Diese Lernprozesse verlaufen inzwischen on- und off-the-job, setzen neue didaktische Methoden voraus (z. B. Blended Learning, Gamification), erfordern spezifische technische Vorrichtungen (AR/VR, digitale Zwillinge) und umfassen sowohl fachspezifische als auch fachfremde Kenntnisse. Letztere erfordern meistens grössere Lernanstrengungen, weil sie ausserhalb des angestammten Fachbereichs liegen. Diese Fülle an Neuigkeiten in Bezug auf Weiterbildungen lässt sich schwer überblicken, geschweige denn kompetent umsetzen. Deswegen führen grössere Organisationen zunehmend die Figur des Learning Officers ein. Für kleinere Organisationen stellen Branchen- und Berufsverbände erste Ansprechpartner dar, wenn sie ihre Mitglieder aktiv und zukunftsorientiert sowohl mit eigenen Weiterbildungsangeboten als auch mit einer Selektion passender Partnerschaften zu Bildungsinstitutionen unterstützen wollen.

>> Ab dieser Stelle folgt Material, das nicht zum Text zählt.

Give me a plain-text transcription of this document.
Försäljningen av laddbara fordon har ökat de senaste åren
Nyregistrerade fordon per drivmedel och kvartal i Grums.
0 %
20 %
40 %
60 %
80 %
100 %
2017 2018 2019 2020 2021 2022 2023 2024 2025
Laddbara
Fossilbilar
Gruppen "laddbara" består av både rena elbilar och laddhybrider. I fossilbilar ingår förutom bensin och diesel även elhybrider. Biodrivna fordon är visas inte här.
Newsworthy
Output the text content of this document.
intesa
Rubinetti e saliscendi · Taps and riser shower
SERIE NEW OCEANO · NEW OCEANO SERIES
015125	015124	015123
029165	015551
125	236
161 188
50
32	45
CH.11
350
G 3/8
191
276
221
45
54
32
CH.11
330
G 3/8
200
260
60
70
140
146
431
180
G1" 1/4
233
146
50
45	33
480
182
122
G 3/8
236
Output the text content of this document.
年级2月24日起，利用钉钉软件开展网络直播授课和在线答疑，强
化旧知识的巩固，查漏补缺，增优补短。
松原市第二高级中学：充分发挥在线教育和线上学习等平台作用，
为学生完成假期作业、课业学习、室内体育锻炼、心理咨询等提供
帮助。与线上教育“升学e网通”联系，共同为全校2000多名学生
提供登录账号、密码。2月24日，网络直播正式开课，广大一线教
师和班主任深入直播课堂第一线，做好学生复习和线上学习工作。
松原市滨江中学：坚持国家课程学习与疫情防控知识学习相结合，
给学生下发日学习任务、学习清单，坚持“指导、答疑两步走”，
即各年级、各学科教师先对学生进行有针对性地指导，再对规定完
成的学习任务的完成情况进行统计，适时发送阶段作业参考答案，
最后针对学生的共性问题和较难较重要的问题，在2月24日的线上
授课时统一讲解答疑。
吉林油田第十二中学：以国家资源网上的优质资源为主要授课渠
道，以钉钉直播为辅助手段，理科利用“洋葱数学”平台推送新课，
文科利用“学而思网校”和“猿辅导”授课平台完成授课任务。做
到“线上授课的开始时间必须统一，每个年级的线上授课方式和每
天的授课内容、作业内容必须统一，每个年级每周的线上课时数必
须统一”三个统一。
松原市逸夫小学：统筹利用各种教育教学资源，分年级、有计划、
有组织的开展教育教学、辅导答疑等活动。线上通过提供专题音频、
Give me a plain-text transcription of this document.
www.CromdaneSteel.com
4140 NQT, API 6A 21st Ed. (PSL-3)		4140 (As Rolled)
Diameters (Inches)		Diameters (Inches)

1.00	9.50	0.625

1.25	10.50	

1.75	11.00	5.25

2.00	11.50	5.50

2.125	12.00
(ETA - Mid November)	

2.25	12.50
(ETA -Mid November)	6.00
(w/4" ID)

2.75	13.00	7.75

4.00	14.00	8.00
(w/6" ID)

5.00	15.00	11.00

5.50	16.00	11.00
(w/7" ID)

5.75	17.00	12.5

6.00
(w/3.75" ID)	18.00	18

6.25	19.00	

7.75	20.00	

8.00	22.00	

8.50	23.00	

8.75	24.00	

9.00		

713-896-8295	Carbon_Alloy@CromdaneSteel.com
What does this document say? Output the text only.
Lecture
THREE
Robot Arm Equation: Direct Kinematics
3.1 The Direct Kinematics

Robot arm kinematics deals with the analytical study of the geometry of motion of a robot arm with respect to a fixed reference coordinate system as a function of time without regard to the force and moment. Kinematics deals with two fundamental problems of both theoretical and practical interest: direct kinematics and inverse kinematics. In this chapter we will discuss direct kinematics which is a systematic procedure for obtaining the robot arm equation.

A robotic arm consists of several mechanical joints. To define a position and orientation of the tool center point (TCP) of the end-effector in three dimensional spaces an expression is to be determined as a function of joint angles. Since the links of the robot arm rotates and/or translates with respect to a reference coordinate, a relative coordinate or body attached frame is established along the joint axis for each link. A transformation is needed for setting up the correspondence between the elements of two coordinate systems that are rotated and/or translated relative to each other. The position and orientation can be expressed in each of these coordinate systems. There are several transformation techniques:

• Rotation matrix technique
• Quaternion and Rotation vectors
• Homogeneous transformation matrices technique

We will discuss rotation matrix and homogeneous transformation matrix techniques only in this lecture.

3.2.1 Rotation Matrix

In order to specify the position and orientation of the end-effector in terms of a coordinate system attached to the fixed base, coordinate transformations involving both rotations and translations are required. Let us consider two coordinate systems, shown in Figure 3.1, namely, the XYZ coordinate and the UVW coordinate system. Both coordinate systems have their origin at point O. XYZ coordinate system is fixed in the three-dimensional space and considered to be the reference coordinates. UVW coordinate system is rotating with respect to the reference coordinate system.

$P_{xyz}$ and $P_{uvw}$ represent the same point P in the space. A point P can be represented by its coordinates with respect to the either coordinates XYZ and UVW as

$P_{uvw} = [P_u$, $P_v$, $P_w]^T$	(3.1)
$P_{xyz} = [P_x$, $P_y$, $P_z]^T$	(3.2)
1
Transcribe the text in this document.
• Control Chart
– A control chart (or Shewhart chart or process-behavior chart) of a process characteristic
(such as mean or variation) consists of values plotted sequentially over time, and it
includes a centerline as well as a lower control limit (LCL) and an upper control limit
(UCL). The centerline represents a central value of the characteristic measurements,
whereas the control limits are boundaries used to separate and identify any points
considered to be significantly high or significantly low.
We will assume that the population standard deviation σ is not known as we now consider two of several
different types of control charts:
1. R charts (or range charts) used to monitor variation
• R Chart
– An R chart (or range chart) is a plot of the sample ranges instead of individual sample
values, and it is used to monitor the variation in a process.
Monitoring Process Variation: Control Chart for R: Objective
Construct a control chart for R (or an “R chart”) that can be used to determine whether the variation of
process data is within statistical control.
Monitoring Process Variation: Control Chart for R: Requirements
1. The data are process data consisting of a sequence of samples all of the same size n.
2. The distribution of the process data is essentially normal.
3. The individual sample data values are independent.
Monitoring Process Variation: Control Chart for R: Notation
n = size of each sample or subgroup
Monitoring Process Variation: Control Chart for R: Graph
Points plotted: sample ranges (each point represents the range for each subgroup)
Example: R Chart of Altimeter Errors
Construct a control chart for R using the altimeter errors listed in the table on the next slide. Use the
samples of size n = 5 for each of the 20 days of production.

3. Ökosysteme berücksichtigen
Um die nächste Perspektive einzuführen, beziehen wir uns auf Anwendungen von Industrie 4.0 in ihrer ausgedehntesten Ausprägung, wie die Entwicklung und die Produktion von Elektroautos oder von brennstoffzellgetriebenen Fahrzeugen oder sogar die nicht mehr so futuristische Perspektive des autonomen Fahrens. Die Komplexität und der Anspruch solcher Vorhaben übersteigt die Umsetzungsmöglichkeiten eines jeden Konzerns bei weitem und erfordert eine Fülle an Kompetenzen, die in den verschiedensten Unternehmungen angesiedelt sind. Zusammengenommen bilden Letztere ein Ökosystem, sprich: ein «Netzwerk aus rechtlich unabhängigen, jedoch wirtschaftlich verbundenen Unternehmungen, die aufeinander angewiesen und doch miteinander im Wettbewerb sind, damit der erwartete beziehungsweise versprochene Kundennutzen zustande kommt» (Sablone; 2021).
Diese besondere Form der Zusammenwirkung wird auch Koopkurrenz (engl. Co-opetition) genannt. Mit diesem Begriff wird die duale Form der Interaktion zwischen Unternehmungen innerhalb eines Ökosystems bezeichnet, die sowohl den Wettbewerb als auch die Zusammenarbeit umfasst. Im Wettbewerb kämpfen Unternehmungen mit Konkurrenten, die ähnliche Produkte und Dienstleistungen anbieten. Ferner müssen sie auch gegenüber den Lieferanten und Kunden günstige Konditionen durchsetzen. Wenn sie über längere Zeit in beiden Hinsichten scheitern – sprich: gegenüber den Konkurrenten sowie den Lieferanten und Kunden – werden sie nicht weiterwirtschaften können.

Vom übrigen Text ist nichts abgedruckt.